Moog 901-B Oscillator (Revised 91-079)

The Moog 901-B Oscillator was the initial VCO designed with a unijunction transistor ramp generator.  The 901-B Oscillator is controlled by the 901-A Oscillator controller which provides +12V for the ramp core circuit, control voltage, and the pulse reference voltage.  Module cabling is wired in parallel so that a single 901-A can control up to three 901-B modules.  The 901B was later revised with a 91-079 PCB where the additional hand-wired components were added to the PCB.  There were other circuit revisions including trimmers for scaling, Sine shape, and Sine Offset.  More information and scope photos of the original version are on my 901B Oscillator page.
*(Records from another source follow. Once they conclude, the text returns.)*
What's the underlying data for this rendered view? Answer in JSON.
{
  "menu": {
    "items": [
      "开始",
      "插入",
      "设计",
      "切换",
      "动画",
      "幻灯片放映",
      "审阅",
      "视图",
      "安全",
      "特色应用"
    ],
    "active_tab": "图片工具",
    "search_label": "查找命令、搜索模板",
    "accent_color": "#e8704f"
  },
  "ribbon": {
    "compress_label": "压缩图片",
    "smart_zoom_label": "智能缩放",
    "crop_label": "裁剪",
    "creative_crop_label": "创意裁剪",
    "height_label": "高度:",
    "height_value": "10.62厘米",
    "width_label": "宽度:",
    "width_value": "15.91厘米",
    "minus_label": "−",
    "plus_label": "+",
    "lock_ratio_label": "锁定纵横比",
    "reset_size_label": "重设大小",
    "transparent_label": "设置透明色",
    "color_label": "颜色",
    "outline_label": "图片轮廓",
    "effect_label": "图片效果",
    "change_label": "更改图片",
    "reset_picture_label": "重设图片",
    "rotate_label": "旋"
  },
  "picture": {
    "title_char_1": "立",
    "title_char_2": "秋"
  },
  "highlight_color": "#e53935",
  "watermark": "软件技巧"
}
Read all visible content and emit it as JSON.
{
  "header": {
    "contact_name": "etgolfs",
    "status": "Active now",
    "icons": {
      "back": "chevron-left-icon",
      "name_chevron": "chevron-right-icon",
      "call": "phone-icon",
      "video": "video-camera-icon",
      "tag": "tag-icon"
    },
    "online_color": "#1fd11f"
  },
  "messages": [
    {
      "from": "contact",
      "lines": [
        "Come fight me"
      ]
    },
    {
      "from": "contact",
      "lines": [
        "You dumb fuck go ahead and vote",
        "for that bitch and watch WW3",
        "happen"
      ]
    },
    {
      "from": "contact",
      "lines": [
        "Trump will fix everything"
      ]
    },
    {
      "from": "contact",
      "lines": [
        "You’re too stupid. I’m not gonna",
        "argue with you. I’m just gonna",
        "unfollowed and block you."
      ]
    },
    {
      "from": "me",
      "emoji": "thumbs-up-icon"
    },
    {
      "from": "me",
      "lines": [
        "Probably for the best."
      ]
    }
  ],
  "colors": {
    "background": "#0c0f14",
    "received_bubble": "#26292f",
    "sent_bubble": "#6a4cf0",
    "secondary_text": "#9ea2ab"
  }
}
This particular 901B came in pieces for me to restore so it offered a good view of the front and rear of the PCB.  I also built a Dotcom power adapter so he could run some vintage Moog modules in a modern Dotcom cabinet.

 

This module was built in 1970.

 

The front of the PCB is a very clean layout with two sockets for the Q10 unijunction and the Q7 hand-selected transistors.  You can see additional paralleled capacitors in the upper right where they padded values for the octave scaling.

 

The bottom of the PCB has additional capacitors for the octave scaling.  The octave switch was fairly accurate between 32' and 16' but was significantly flat for all the upper octaves.  I found that removing most of these capacitors from the back of the PCB restored the octave switch to very good performance.  It makes me wonder why they were added. 

 

The rebuild came out quite nice.  I believe this particular oscillator panel was part of a service or test fixture at Moog.  Note the "Property Of" legend on the panel.

 

I couldn't find the original style rotary switch so used a very nice Electroswitch C4D0206S-A switch.  I tried to duplicate the original wiring as best I could with the different switch configuration.  There is a photo of a 91-079 901B module at Studio Repair for comparison.